Rule 5: Register for heirloom-quality items and use them at your reception. Bryan and I were waiting to cut our cake with our engraved sterling silver cake knife, in the same pattern as my mother’s, when we realized nobody remembered to bring it. Guests were huddled around us, ready for their prized piece, as the flash of the camera kept going off in our faces. I had just tied the knot, and that knot was wound tightly in the pit of my stomach.
At that moment we vowed to break the rules. Bryan snapped. “No more photos! Somebody get a knife, any knife!” I gulped some ice-cold champagne, my dad told all the men to ditch their jackets and roll up their sleeves, the bartender poured the drinks extra strong, and our 10-member Motown band started getting down. I finally let loose and enjoyed myself, not worrying that my face was flushed and my hair was damp with sweat. My mother and her four sisters jumped into the fountain in their gowns, and the photos of them are still my favorite from that day.
Then came our honeymoon.
Rule 6: Your honeymoon should be a dream vacation on a tropical island. When we landed at the airport in Montego Bay, we learned our perfectly planned, all-inclusive resort was inadvertently overbooked so they diverted us to another hotel. Instead of a secluded waterfall like in the brochures, we found couples on the beach playing rowdy games of Red Stripe Relay. On the flight home, my husband got a Jamaican case of Montezuma’s revenge, and when we finally landed, we got back to our car to find the battery dead.
So many things went wrong during our wedding and honeymoon, but looking back 14 years later, I realize it was a pretty perfect start to our lives together. I’ve learned to throw the rule book out the window and lower my expectations. What makes a good wedding—and a successful marriage—are the stories, the inside jokes, and how we handle life when things don’t go according to plan.

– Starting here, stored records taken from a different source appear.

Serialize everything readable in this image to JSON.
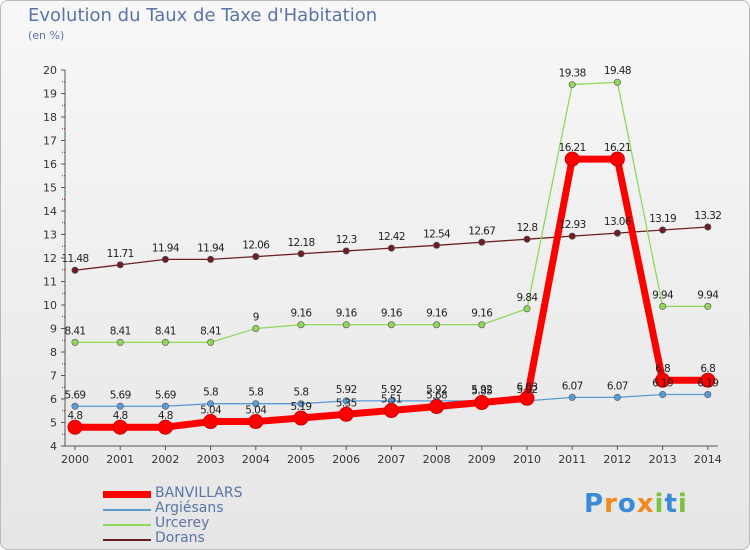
{
  "title": "Evolution du Taux de Taxe d'Habitation",
  "unit_label": "(en %)",
  "logo": {
    "text": "Proxiti",
    "colors": [
      "#3a8ad6",
      "#f08a1c",
      "#7cc242"
    ]
  },
  "chart_data": {
    "type": "line",
    "x": [
      "2000",
      "2001",
      "2002",
      "2003",
      "2004",
      "2005",
      "2006",
      "2007",
      "2008",
      "2009",
      "2010",
      "2011",
      "2012",
      "2013",
      "2014"
    ],
    "ylim": [
      4,
      20
    ],
    "yticks": [
      "4",
      "5",
      "6",
      "7",
      "8",
      "9",
      "10",
      "11",
      "12",
      "13",
      "14",
      "15",
      "16",
      "17",
      "18",
      "19",
      "20"
    ],
    "grid": false,
    "legend_position": "bottom-left",
    "series": [
      {
        "name": "Dorans",
        "color": "#6b1f24",
        "values": [
          11.48,
          11.71,
          11.94,
          11.94,
          12.06,
          12.18,
          12.3,
          12.42,
          12.54,
          12.67,
          12.8,
          12.93,
          13.06,
          13.19,
          13.32
        ],
        "labels": [
          "11.48",
          "11.71",
          "11.94",
          "11.94",
          "12.06",
          "12.18",
          "12.3",
          "12.42",
          "12.54",
          "12.67",
          "12.8",
          "12.93",
          "13.06",
          "13.19",
          "13.32"
        ]
      },
      {
        "name": "Urcerey",
        "color": "#8fd85a",
        "values": [
          8.41,
          8.41,
          8.41,
          8.41,
          9,
          9.16,
          9.16,
          9.16,
          9.16,
          9.16,
          9.84,
          19.38,
          19.48,
          9.94,
          9.94
        ],
        "labels": [
          "8.41",
          "8.41",
          "8.41",
          "8.41",
          "9",
          "9.16",
          "9.16",
          "9.16",
          "9.16",
          "9.16",
          "9.84",
          "19.38",
          "19.48",
          "9.94",
          "9.94"
        ]
      },
      {
        "name": "Argiésans",
        "color": "#5b9bd5",
        "values": [
          5.69,
          5.69,
          5.69,
          5.8,
          5.8,
          5.8,
          5.92,
          5.92,
          5.92,
          5.92,
          5.92,
          6.07,
          6.07,
          6.19,
          6.19
        ],
        "labels": [
          "5.69",
          "5.69",
          "5.69",
          "5.8",
          "5.8",
          "5.8",
          "5.92",
          "5.92",
          "5.92",
          "5.92",
          "5.92",
          "6.07",
          "6.07",
          "6.19",
          "6.19"
        ]
      },
      {
        "name": "BANVILLARS",
        "color": "#ff0000",
        "values": [
          4.8,
          4.8,
          4.8,
          5.04,
          5.04,
          5.19,
          5.35,
          5.51,
          5.68,
          5.85,
          6.03,
          16.21,
          16.21,
          6.8,
          6.8
        ],
        "labels": [
          "4.8",
          "4.8",
          "4.8",
          "5.04",
          "5.04",
          "5.19",
          "5.35",
          "5.51",
          "5.68",
          "5.85",
          "6.03",
          "16.21",
          "16.21",
          "6.8",
          "6.8"
        ]
      }
    ],
    "legend": [
      "BANVILLARS",
      "Argiésans",
      "Urcerey",
      "Dorans"
    ]
  }
}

If you’re a bride-to-be, I’m willing to bet your wedding will not be perfect either, no matter how impressive your Pinterest board is. When your drunk relative makes an inappropriate toast, when your bridesmaid faints at the altar, when your new stepdaughter throws up while walking down the aisle, or when your dad decides your wedding is the ideal place to introduce his new girlfriend (all true stories I have actually witnessed), take a deep breath and remember: those are the things you’ll laugh about later and make your big day wonderfully and imperfectly memorable.